O café, na República Velha, era plantado, financiado, transportado,
comercializado e exportado por empresas nacionais. As ferrovias abriram o
planalto paulista e a Companhia Docas de Santos era
controlada por capital nacional. O café não propunha a industrialização,
porém sob a sombra dos cafezais, nasceram amplos segmentos industriais.
A soja não propõe a industrialização. Getulio Vargas e Juscelino Kubitschek
empurraram a industrialização, porém defenderam o café, o açúcar, o
algodão, a borracha, o cacau, etc. Houve um projeto nacional de
industrialização e urbanização concentrador de renda e deficiente nas
políticas sociais. Continuamos ultra-concentradores: os bancos
brasileiros tem uma rentabilidade patrimonial que é o dobro do setor
industrial de transformação. Na repartição funcional de renda, diminui a
participação dos salários; multiplicamos empregos de baixos salários.

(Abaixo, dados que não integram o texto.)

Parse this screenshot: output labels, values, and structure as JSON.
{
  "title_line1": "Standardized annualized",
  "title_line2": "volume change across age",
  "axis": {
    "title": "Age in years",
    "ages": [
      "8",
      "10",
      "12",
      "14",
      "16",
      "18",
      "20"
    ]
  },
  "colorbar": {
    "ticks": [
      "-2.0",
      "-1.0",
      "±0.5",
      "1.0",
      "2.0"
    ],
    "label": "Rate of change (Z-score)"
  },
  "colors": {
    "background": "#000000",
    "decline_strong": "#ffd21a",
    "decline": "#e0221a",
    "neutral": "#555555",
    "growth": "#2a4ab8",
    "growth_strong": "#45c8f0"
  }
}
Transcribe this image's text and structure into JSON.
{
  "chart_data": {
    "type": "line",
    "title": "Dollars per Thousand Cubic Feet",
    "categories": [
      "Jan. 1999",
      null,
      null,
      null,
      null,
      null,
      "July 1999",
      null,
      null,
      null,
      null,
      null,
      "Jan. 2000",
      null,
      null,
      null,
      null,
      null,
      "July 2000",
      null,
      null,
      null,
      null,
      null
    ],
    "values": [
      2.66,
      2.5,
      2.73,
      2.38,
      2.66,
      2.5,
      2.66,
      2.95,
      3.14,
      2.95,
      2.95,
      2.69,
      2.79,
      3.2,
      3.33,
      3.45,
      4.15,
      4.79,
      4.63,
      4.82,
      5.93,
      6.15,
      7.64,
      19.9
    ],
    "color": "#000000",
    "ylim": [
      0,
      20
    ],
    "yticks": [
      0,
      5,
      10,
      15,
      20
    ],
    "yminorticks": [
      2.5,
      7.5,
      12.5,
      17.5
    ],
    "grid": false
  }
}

O conceito de classe média é ambíguo, principalmente se for medido
pela posse de veículos automotores, eletrodomésticos etc. Em função da
alta de preços de commodities derivado do boom chinês, da afluência de
capitais especulativos em busca dos altos juros nacionais e das
importações de manufaturas, houve base para aumentar o salário real, e
isso foi extremamente positivo, porém houve contenção de investimento
público e desânimo empresarial com investimento privado.
Afirmar que o Brasil é emergente quando, estruturalmente, estamos
submergindo, não assumir que fazemos parte da periferia mundial, não
sublinhar que nosso bloco é sul-americano ou latino-americano, não
discutir um projeto nacional e aprofundar nossa presença como supridor
primário – e, talvez, involuir para país exportador de petróleo – é
assustador. A máscara de BRIC não nos cobre nem resolve
nossos problemas estruturais e é suprema ingenuidade imaginar que as
outras baleias virão para proteger um país tropical.